Yet at night, the people hunch their shoulders into their own worlds and it becomes an artificially lit, faceless loneliness. New York City is vast – the kind of vastness that you tumble into excitedly and then realise that you never stopped falling. It’s the kind of place you want to explore on your own for a day (wielding your independence and revelling in empowerment) but find your way back to a warm home with people you love at the end.
New York is a writhing intersection of the familiar and unfamiliar, of a universal humanity and a jarring disconnect.
And the people. I swear, every character trait coded into the human genome is breathing in this city. I’ve never been so curious about the stories that led people to the moment that I collided with them. The old woman mumbling to herself in French as her husband stares at her across a small cafe table; the drunk, unshaven man giving us the Lord’s blessing over and over at 3am; the endless stream of couples sharing glances in the subway; what are their lives like? What do they think as they get up in the morning and pull on their clothes?
Serendipitously, scrolling through my newsfeed as I waited for the bus to start moving, I came across a literary expression of all the undertones I couldn’t put a name on, in Olivia Laing’s novel, ‘The Lonely City: Adventures in the Art of Being Alone’. Laing moved to New York after a debilitating break up, and struggled continuously with the loneliness of what she called “that teeming island of gneiss and concrete and glass”. In one quote, she muses,
“Imagine standing by a window at night, on the sixth or seventeenth or forty-third floor of a building. The city reveals itself as a set of cells, a hundred thousand windows, some darkened and some flooded with green or white or golden light.
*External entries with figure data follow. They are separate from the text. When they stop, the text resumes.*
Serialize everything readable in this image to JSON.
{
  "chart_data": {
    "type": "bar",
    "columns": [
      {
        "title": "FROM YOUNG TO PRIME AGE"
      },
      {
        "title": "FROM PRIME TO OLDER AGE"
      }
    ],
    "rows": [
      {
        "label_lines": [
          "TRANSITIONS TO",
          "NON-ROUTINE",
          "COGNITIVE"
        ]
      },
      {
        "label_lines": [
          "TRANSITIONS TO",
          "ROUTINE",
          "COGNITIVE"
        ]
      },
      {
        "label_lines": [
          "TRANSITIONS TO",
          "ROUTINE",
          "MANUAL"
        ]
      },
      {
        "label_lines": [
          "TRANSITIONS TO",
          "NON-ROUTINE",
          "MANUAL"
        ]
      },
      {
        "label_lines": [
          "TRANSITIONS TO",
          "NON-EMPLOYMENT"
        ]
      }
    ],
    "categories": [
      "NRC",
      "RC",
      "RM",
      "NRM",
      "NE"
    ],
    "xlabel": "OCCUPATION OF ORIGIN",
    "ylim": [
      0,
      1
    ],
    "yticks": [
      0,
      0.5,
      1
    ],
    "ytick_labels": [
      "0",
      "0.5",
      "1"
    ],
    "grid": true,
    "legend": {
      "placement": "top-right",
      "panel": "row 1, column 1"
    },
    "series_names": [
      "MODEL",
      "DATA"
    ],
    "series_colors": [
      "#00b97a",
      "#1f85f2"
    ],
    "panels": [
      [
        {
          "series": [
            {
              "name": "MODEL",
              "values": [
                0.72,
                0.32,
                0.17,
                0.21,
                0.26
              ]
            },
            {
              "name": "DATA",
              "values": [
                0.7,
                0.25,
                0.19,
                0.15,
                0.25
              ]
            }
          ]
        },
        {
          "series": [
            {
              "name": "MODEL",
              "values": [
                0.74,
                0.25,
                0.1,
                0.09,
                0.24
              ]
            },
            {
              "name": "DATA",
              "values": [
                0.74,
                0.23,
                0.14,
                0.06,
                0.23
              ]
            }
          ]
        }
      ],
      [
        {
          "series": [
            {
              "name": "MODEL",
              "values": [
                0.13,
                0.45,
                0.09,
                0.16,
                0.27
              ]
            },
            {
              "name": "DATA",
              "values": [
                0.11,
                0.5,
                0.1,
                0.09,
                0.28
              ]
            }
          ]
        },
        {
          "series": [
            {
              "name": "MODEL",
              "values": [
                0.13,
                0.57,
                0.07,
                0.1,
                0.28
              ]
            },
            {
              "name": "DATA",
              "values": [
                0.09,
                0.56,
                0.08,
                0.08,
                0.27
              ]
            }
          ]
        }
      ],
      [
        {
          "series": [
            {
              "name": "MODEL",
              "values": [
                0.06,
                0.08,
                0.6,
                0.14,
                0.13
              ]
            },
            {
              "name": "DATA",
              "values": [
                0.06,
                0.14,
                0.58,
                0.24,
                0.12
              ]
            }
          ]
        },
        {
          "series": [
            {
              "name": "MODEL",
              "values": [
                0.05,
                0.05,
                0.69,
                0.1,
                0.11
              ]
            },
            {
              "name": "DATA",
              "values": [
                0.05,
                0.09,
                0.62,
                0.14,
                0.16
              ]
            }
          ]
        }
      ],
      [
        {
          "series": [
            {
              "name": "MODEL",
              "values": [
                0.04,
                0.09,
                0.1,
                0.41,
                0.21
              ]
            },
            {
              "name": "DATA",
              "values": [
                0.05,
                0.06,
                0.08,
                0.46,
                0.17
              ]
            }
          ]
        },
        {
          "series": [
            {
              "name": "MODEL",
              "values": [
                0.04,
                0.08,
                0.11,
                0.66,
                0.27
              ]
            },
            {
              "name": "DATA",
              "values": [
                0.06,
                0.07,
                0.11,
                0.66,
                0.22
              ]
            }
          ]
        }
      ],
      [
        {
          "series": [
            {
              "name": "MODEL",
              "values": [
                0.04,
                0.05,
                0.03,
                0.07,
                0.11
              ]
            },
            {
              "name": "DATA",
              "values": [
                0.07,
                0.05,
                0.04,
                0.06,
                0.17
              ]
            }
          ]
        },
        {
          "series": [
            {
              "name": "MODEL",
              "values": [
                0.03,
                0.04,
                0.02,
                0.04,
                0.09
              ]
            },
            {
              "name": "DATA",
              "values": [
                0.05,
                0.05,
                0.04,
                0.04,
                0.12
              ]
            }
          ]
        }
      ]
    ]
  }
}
Inside, strangers swim to and fro, attending to the business of their private hours. You can see them, but you can’t reach them, and so this commonplace urban phenomenon, available in any city of the world on any night, conveys to even the most social a tremor of loneliness, its uneasy combination of separation and exposure.
You can be lonely anywhere, but there is a particular flavour of loneliness that comes from living in a city, surrounded by millions of people.”
My spontaneous two-day trip to New York was absolutely inspiring and exciting and motivating and empowering, and it stirred up a lot of thoughts around self discovery. But as I settled into the bus for the ride home (back to my slightly-too-high bed and the concrete mass I know my way around), I felt an overwhelming sense of relief to be leaving.